Oliver sent to school and worked in England and may understand the role of the straying foreigner better than most.
This David King set looks like the prior season production of “The Lion in Winter,” lots of stone, giant fireplace, giant windows and lots and lots of wood.
There are also a couple of deer heads with antlers mounted high on the wall.
Shue gets into the story so quickly, the other characters are never fully fleshed out, lodge owner and Froggy friend Betty Meeks (Anne Gayley), Rev. David Marshall Lee (Christopher Evans), Catherine Simms (Aleks Malejs), brother Ellard Simms (Dan Urtz) and Owen Musser (David Mitchell).
The Rev and Catherine are an item and she loves him and he loves her money, something which becomes much more complicated when she tells him she’s pregnant, well in advance of the money.
Because everyone believes Charlie is an ignorant foreigner who doesn’t speak English, he knows a lot more about what’s going on than Rev.
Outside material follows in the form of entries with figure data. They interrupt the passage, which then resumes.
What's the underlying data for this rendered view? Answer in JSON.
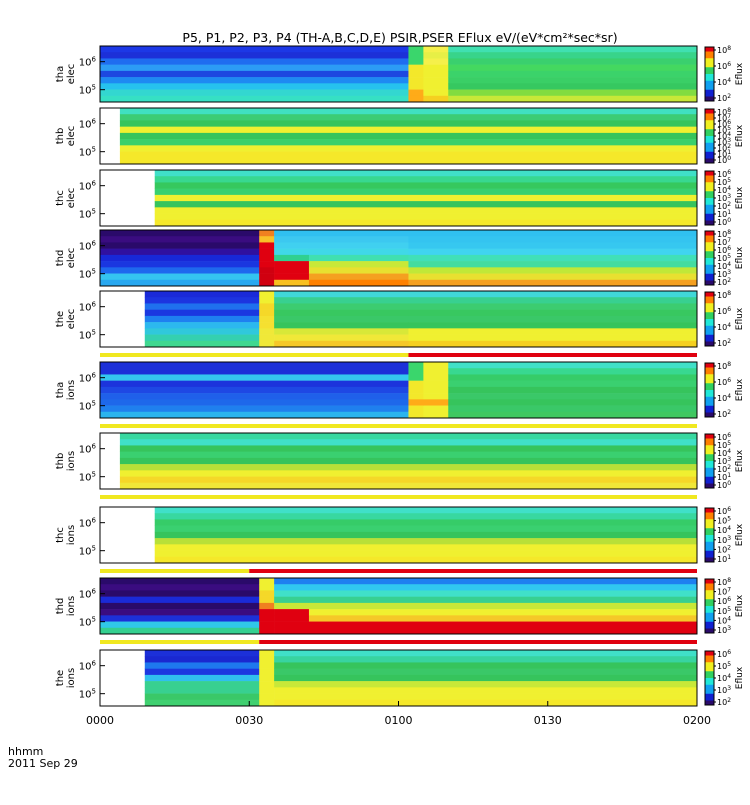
{
  "chart_data": {
    "type": "heatmap",
    "title": "P5, P1, P2, P3, P4 (TH-A,B,C,D,E) PSIR,PSER EFlux eV/(eV*cm²*sec*sr)",
    "x_ticks": [
      "0000",
      "0030",
      "0100",
      "0130",
      "0200"
    ],
    "x_range_hhmm": [
      "0000",
      "0200"
    ],
    "x_corner_label": "hhmm",
    "x_date_label": "2011 Sep 29",
    "colorbar_label": "Eflux",
    "colormap": [
      "#2a0a6a",
      "#1020d0",
      "#10a0f0",
      "#20e8d8",
      "#30d060",
      "#f0f020",
      "#ff8000",
      "#e00010"
    ],
    "panels": [
      {
        "probe": "tha",
        "species": "elec",
        "ytick_exponents": [
          6,
          5
        ],
        "colorbar_exponents": [
          8,
          6,
          4,
          2
        ],
        "data_start_min": 0,
        "segments": [
          {
            "from_min": 0,
            "to_min": 62,
            "bands": [
              "#1c38e6",
              "#1c30d8",
              "#1f6df0",
              "#2c9cf5",
              "#1d48e0",
              "#1e8af2",
              "#26c2ee",
              "#33d7d0",
              "#36e0c4"
            ]
          },
          {
            "from_min": 62,
            "to_min": 65,
            "bands": [
              "#3ad66c",
              "#3ad66c",
              "#3ad66c",
              "#f3e82a",
              "#f3e82a",
              "#f3e82a",
              "#f3e82a",
              "#ffab18",
              "#ffab18"
            ]
          },
          {
            "from_min": 65,
            "to_min": 70,
            "bands": [
              "#f5f04a",
              "#e7ef46",
              "#f5f04a",
              "#f0f030",
              "#f0f030",
              "#f0f030",
              "#f0f030",
              "#f0f030",
              "#f5d020"
            ]
          },
          {
            "from_min": 70,
            "to_min": 120,
            "bands": [
              "#40e0b0",
              "#38d48a",
              "#3ad06e",
              "#44d860",
              "#3bd36a",
              "#3acf66",
              "#36c860",
              "#82dc40",
              "#c8e838"
            ]
          }
        ]
      },
      {
        "probe": "thb",
        "species": "elec",
        "ytick_exponents": [
          6,
          5
        ],
        "colorbar_exponents": [
          8,
          7,
          6,
          5,
          4,
          3,
          2,
          1,
          0
        ],
        "data_start_min": 4,
        "segments": [
          {
            "from_min": 4,
            "to_min": 120,
            "bands": [
              "#40e0c0",
              "#3ccc74",
              "#36c45c",
              "#f0f030",
              "#36c45c",
              "#3ad06a",
              "#f0f030",
              "#f5e82a",
              "#f5e82a"
            ]
          }
        ]
      },
      {
        "probe": "thc",
        "species": "elec",
        "ytick_exponents": [
          6,
          5
        ],
        "colorbar_exponents": [
          6,
          5,
          4,
          3,
          2,
          1,
          0
        ],
        "data_start_min": 11,
        "segments": [
          {
            "from_min": 11,
            "to_min": 120,
            "bands": [
              "#40e0c8",
              "#38d890",
              "#36c85e",
              "#38d070",
              "#f0f030",
              "#36c45c",
              "#f0f030",
              "#f0f030",
              "#f5e82a"
            ]
          }
        ]
      },
      {
        "probe": "thd",
        "species": "elec",
        "ytick_exponents": [
          6,
          5
        ],
        "colorbar_exponents": [
          8,
          7,
          6,
          5,
          4,
          3,
          2
        ],
        "data_start_min": 0,
        "segments": [
          {
            "from_min": 0,
            "to_min": 32,
            "bands": [
              "#2a0a6a",
              "#3a0c80",
              "#2a0a6a",
              "#3010a0",
              "#1828d8",
              "#1a36e0",
              "#1e68ee",
              "#34c4f0",
              "#28a8f0"
            ]
          },
          {
            "from_min": 32,
            "to_min": 35,
            "bands": [
              "#f08020",
              "#f8c028",
              "#e00010",
              "#e00010",
              "#e00010",
              "#e00010",
              "#d00010",
              "#d00010",
              "#d00010"
            ]
          },
          {
            "from_min": 35,
            "to_min": 42,
            "bands": [
              "#30c0f0",
              "#3cc8f0",
              "#40d0f0",
              "#40d8e8",
              "#30d090",
              "#e00010",
              "#e00010",
              "#e00010",
              "#f8c020"
            ]
          },
          {
            "from_min": 42,
            "to_min": 62,
            "bands": [
              "#30c0f0",
              "#3cc8f0",
              "#40d0f0",
              "#40d8e8",
              "#40e0b0",
              "#c8e838",
              "#e8e030",
              "#f5a020",
              "#ff8000"
            ]
          },
          {
            "from_min": 62,
            "to_min": 120,
            "bands": [
              "#30c0f0",
              "#34c4f0",
              "#36c8f0",
              "#40d4f0",
              "#40e0b8",
              "#44dca0",
              "#c0e838",
              "#e8e030",
              "#f5a020"
            ]
          }
        ]
      },
      {
        "probe": "the",
        "species": "elec",
        "ytick_exponents": [
          6,
          5
        ],
        "colorbar_exponents": [
          8,
          6,
          4,
          2
        ],
        "data_start_min": 9,
        "segments": [
          {
            "from_min": 9,
            "to_min": 32,
            "bands": [
              "#1a2ad8",
              "#1c34e0",
              "#1f70ee",
              "#1a38e0",
              "#1e80f0",
              "#2cb8ee",
              "#30c8dc",
              "#34d0b0",
              "#40d890"
            ]
          },
          {
            "from_min": 32,
            "to_min": 35,
            "bands": [
              "#f0f030",
              "#f0f030",
              "#f5d828",
              "#f5d828",
              "#f5e030",
              "#f5e030",
              "#f0e838",
              "#f0e838",
              "#f0e838"
            ]
          },
          {
            "from_min": 35,
            "to_min": 62,
            "bands": [
              "#40d8d8",
              "#38d090",
              "#3ccc70",
              "#38c860",
              "#3ac868",
              "#36c45c",
              "#d8e838",
              "#f0e838",
              "#f5c828"
            ]
          },
          {
            "from_min": 62,
            "to_min": 120,
            "bands": [
              "#40d8d8",
              "#38d090",
              "#3ccc70",
              "#38c860",
              "#3ac868",
              "#36c45c",
              "#f0f030",
              "#f0f030",
              "#f5d020"
            ]
          }
        ],
        "status_bar": [
          {
            "from_min": 0,
            "to_min": 62,
            "color": "#f0e820"
          },
          {
            "from_min": 62,
            "to_min": 120,
            "color": "#e00010"
          }
        ]
      },
      {
        "probe": "tha",
        "species": "ions",
        "ytick_exponents": [
          6,
          5
        ],
        "colorbar_exponents": [
          8,
          6,
          4,
          2
        ],
        "data_start_min": 0,
        "segments": [
          {
            "from_min": 0,
            "to_min": 62,
            "bands": [
              "#1c30d8",
              "#1c30d8",
              "#34c8ee",
              "#1c34dc",
              "#1e48e4",
              "#1f60ea",
              "#1e68ea",
              "#1f80ee",
              "#2ab4ee"
            ]
          },
          {
            "from_min": 62,
            "to_min": 65,
            "bands": [
              "#3ad66c",
              "#3ad66c",
              "#3ad66c",
              "#f3e82a",
              "#f3e82a",
              "#f3e82a",
              "#ffab18",
              "#f3e82a",
              "#f3e82a"
            ]
          },
          {
            "from_min": 65,
            "to_min": 70,
            "bands": [
              "#f0f030",
              "#f0f030",
              "#f0f030",
              "#f0f030",
              "#f0f030",
              "#f0f030",
              "#ffab18",
              "#f0f030",
              "#f0f030"
            ]
          },
          {
            "from_min": 70,
            "to_min": 120,
            "bands": [
              "#40e0c8",
              "#38d890",
              "#36cc68",
              "#3ad070",
              "#36c45c",
              "#3ac868",
              "#36c45c",
              "#3ac868",
              "#40c860"
            ]
          }
        ],
        "status_bar": [
          {
            "from_min": 0,
            "to_min": 120,
            "color": "#f0e820"
          }
        ]
      },
      {
        "probe": "thb",
        "species": "ions",
        "ytick_exponents": [
          6,
          5
        ],
        "colorbar_exponents": [
          6,
          5,
          4,
          3,
          2,
          1,
          0
        ],
        "data_start_min": 4,
        "segments": [
          {
            "from_min": 4,
            "to_min": 120,
            "bands": [
              "#38d8a0",
              "#40e0c8",
              "#36c45c",
              "#3ad070",
              "#36c45c",
              "#b8e038",
              "#f0f030",
              "#f5d828",
              "#f0e838"
            ]
          }
        ],
        "status_bar": [
          {
            "from_min": 0,
            "to_min": 120,
            "color": "#f0e820"
          }
        ]
      },
      {
        "probe": "thc",
        "species": "ions",
        "ytick_exponents": [
          6,
          5
        ],
        "colorbar_exponents": [
          6,
          5,
          4,
          3,
          2,
          1
        ],
        "data_start_min": 11,
        "segments": [
          {
            "from_min": 11,
            "to_min": 120,
            "bands": [
              "#40e0c8",
              "#38d8a0",
              "#36cc68",
              "#3ad070",
              "#36c45c",
              "#b8e038",
              "#f0f030",
              "#f0f030",
              "#f5e82a"
            ]
          }
        ],
        "status_bar": [
          {
            "from_min": 0,
            "to_min": 30,
            "color": "#f0e820"
          },
          {
            "from_min": 30,
            "to_min": 120,
            "color": "#e00010"
          }
        ]
      },
      {
        "probe": "thd",
        "species": "ions",
        "ytick_exponents": [
          6,
          5
        ],
        "colorbar_exponents": [
          8,
          7,
          6,
          5,
          4,
          3
        ],
        "data_start_min": 0,
        "segments": [
          {
            "from_min": 0,
            "to_min": 32,
            "bands": [
              "#2a0a6a",
              "#3a0c80",
              "#2a0a6a",
              "#1a2ad8",
              "#2a0a6a",
              "#3a0c80",
              "#1c30d8",
              "#30c8e8",
              "#34d090"
            ]
          },
          {
            "from_min": 32,
            "to_min": 35,
            "bands": [
              "#f0f030",
              "#f0f030",
              "#f5d828",
              "#f5d828",
              "#f08020",
              "#e00010",
              "#e00010",
              "#e00010",
              "#e00010"
            ]
          },
          {
            "from_min": 35,
            "to_min": 42,
            "bands": [
              "#1e80f0",
              "#30c8f0",
              "#40e0c8",
              "#38d090",
              "#c8e838",
              "#e00010",
              "#e00010",
              "#e00010",
              "#e00010"
            ]
          },
          {
            "from_min": 42,
            "to_min": 120,
            "bands": [
              "#1e80f0",
              "#30c8f0",
              "#40e0c8",
              "#38d090",
              "#c8e838",
              "#f0f030",
              "#f5c828",
              "#e00010",
              "#e00010"
            ]
          }
        ],
        "status_bar": [
          {
            "from_min": 0,
            "to_min": 32,
            "color": "#f0e820"
          },
          {
            "from_min": 32,
            "to_min": 120,
            "color": "#e00010"
          }
        ]
      },
      {
        "probe": "the",
        "species": "ions",
        "ytick_exponents": [
          6,
          5
        ],
        "colorbar_exponents": [
          6,
          5,
          4,
          3,
          2
        ],
        "data_start_min": 9,
        "segments": [
          {
            "from_min": 9,
            "to_min": 32,
            "bands": [
              "#1c30d8",
              "#1a28d0",
              "#1e78ee",
              "#1c38e0",
              "#30c0ee",
              "#38d090",
              "#38d090",
              "#3ac868",
              "#40d070"
            ]
          },
          {
            "from_min": 32,
            "to_min": 35,
            "bands": [
              "#f0f030",
              "#f0f030",
              "#f0f030",
              "#f0f030",
              "#f0f030",
              "#f0f030",
              "#f0f030",
              "#f0f030",
              "#f0f030"
            ]
          },
          {
            "from_min": 35,
            "to_min": 120,
            "bands": [
              "#40e0c8",
              "#38d4a0",
              "#36c45c",
              "#3ac868",
              "#36c45c",
              "#c8e838",
              "#f0f030",
              "#f0f030",
              "#f5e82a"
            ]
          }
        ]
      }
    ]
  }
}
David and Musser realize.
With the right cast, this is a really funny show, one much more pointed in these times than perhaps long-dead playwright Shue realized when he wrote it three decades ago, although some attitudes haven’t changed and the values group at the heart of the play is still around.
The laughs are certainly in some different places than when I’ve seen it before.
Good triumphs and evil succumbs and some things are left for the future.
“The Foreigner” is a show which benefits from a dynamite performance by Craig and some strong directing from Oliver.
It also benefits from the rest of the cast, particularly Urtz and Mitchell, and King’s set.
That’s why Charlie’s character and performance is so worth seeing.